L’album dei ricordi: le eruzioni del 1900

S. ARCIDIACONO

PRINCIPALI FENOMENI ERUTTIVI avvenuti IN SICILIA E NELLE ISOLE EOLIE durante l’anno 1900

IN MODENA COI TIPI DELLA SOCIETA’  TIPOGRAFICA ANTICA TIPOGRAFIA SOLIANI 1901

ARCIDIACONOGENNAIO

STROMBOLI.

Per quasi tutto il mese, e con diverse alternative, rimase allo stato di una debole attività eruttiva; solo nei giorni 29, 30 e 31 presentò un lieve risveglio, accompagnato da una forte depressione barometrica (734mm. Al semaforo).

FEBBRAIO

STROMBOLI.

Il debole risveglio eruttivo verificatosi nel vulcano negli ultimi tre giorni del mese scorso, pare si sia mantenuto in questo: in generale il materiale gassoso mandato fuori dall’apparato eruttivo, era costituito per la maggior parte, da fumo bianco; solo le bocche 4, 4bis e 5, di tanto in tanto, eruttavano del fumo grigio con scorie e pietre; si ebbe un massimo relativo nella loro attività l’8 ed il 25, nei quali giorni il lancio dei lapilli e delle pietre arrivò sino all’altezza di circa m. 150, accompagnato da forti rumori.

MARZO

STROMBOLI.

In questo mese si constatò un sensibile aumento nell’attività dell’apparato eruttivo di Stromboli: esso per via delle bocche 4, 4bis e 5 fece delle imponenti eruzioni di fumo nero denso, e molto materiale frammentario incandescente che, lanciati alla considerevole altezza di 150 a 200 metri, prendeva spesso la forma caratteristica del pino; tali eruzioni erano anche accompagnate da forti detonazioni.
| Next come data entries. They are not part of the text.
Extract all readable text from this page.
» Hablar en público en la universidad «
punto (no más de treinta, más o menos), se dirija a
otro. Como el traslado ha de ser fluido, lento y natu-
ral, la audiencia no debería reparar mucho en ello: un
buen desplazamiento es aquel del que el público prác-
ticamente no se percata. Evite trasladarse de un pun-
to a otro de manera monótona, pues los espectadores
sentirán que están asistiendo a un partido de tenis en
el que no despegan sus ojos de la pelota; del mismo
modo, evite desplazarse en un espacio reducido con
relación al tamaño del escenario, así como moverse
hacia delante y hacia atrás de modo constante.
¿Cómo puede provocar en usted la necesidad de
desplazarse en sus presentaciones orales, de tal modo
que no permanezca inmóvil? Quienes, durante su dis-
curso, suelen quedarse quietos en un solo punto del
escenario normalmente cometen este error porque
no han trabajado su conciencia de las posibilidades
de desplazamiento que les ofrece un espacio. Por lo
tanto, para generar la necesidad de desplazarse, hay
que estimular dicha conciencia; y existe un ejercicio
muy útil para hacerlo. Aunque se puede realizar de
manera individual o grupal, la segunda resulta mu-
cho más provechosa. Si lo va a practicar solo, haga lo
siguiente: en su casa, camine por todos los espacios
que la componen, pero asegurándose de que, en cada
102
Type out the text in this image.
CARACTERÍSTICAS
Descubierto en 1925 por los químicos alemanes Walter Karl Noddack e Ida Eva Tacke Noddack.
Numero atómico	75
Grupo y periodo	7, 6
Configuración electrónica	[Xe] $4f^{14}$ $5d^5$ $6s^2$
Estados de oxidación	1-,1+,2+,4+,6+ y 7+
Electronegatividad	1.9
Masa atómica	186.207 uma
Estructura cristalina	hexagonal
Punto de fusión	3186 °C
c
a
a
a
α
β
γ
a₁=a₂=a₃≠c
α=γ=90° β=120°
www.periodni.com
Si ebbero dei massimi relativi il 7 e l’11 , nei quali giorni furono pure osservati dei deboli trabocchi di lava fluida dalle bocche 4 e 4bis predette.

APRILE

STROMBOLI.

Nella prima decade del mese il vulcano rimase in uno stato di debole attività; il giorno 10, a 12h55m fu inteso da tutti gli abitanti di Stromboli un forte e prolungato boato, seguito immediatamente da una formidabile eruzione di fumo grigio misto a molto materiale frammentario , fatta dalla bocca 4bis: il fumo ben presto si estese su tutta l’isola facendo cadere un’abbondante pioggia di cenere e spandendo ovunque un acuto odore di anidride solforosa; il materiale solido e grosso rotolando lungo il pendio della Sciara del Fuoco nel mare. Questa eruzione fu anche accompagnata da una leggera scossa di terremoto che fu avvertita in tutta l’isola. Dopo tale manifestazione eruttiva, il vulcano rimase in grande eccitazione fino alla fine del mese, e le bocche 4, 4bis e 5 furono quelle che si mostrarono maggiormente attive.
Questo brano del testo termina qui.